Aber ich bekam von der Macht, die ich soeben angerufen hatte, umgehend zu spüren, wie erbärmlich dieses Bild war, das ich da von mir selbst hatte.

Es war eine ganz besondere Lebenssituation, in der ich damals war und es war schon ein ganz besonderer Ort, der Seelenort an dem ich stand und meine Seele war unter jenen Umständen dem göttlichen Licht wohl besonders nahe. Und so erhob sich nun nachdrücklich meine innere Stimme und begann, meinem Bewußtsein die Augen zu öffnen. Sie führte mir den Menschen Bettina vor Augen und gemahnte mich daran, wie schlecht es um ihre Gesundheit stand. Sie tat mir unendlich leid. Es hatte mich immer zutiefst berührt, mit welcher Stärke und Würde sie ihr Schicksal trug. Und es war damals auch eine Zeit, in der ich stark bemüht war, an mir selbst zu arbeiten und mich zu hinterfragen, ich rang damals um Selbsterkenntnis. Und über das Mitgefühl für Bettina erkannte ich tatsächlich etwas von mir Selbst. Und das, was ich erkannte, war sehr bitter, denn in diesem Augenblick wußte ich mit unnachgiebiger Klarheit, daß ich gemogelt hatte. Ich erkannte, daß mein Leben gar nicht mein höchstes Gut war, sondern daß mir mein materielles und leibliches Wohlergehen und mein gesundheitliches Wohlbefinden tatsächlich wichtiger waren.

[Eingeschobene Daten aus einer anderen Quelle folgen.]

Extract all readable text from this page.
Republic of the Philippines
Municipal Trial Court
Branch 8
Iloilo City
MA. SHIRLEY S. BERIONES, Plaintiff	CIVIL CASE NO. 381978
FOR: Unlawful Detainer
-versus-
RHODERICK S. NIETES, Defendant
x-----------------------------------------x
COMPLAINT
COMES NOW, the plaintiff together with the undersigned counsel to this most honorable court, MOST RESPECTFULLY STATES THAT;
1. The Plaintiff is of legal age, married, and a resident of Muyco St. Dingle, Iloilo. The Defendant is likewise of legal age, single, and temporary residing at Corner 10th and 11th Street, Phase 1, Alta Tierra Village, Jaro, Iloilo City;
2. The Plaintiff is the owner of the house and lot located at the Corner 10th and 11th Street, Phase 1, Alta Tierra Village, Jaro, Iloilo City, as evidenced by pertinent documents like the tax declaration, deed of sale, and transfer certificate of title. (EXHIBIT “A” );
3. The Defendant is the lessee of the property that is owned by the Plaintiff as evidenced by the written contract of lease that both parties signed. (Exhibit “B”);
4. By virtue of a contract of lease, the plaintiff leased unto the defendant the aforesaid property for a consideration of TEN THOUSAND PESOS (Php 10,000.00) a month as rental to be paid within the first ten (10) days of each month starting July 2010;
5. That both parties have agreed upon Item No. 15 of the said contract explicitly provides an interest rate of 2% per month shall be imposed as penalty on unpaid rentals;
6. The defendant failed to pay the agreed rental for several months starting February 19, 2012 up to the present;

Ich hätte tatsächlich wegen meines felsenfesten Glaubens an Wiedergeburt oder ein Weiterleben nach dem Tod leichten Herzens sterben können, aber mit einer Krankheit oder Behinderung zu leben, das hätte ich nicht wirklich mit Gelassenheit aushalten können. Und ich mußte in diesem Augenblick erkennen, daß ich es nicht über mich bringen konnte, den Göttern meine Gesundheit oder mein Wohlergehen im Tausch gegen meine große Liebe anzubieten, weil mir die nämlich in Wahrheit wichtiger waren, meine Wohlbefindlichkeit war eigentlich mein höchstes Gut. Und ich erkannte, daß ich nicht fähig war, dieses höchste Gut für die Liebe darzubieten. Ich verließ den heiligen Ort ohne das entsprechende Gelübde und ich mußte mir bitter eingestehen, daß ich nicht in der Lage war, wirklich vorbehaltlos zu lieben, ich hatte soeben nur meiner eitlen Selbstgefälligkeit ins Auge geblickt, ich war zutiefst beschämt.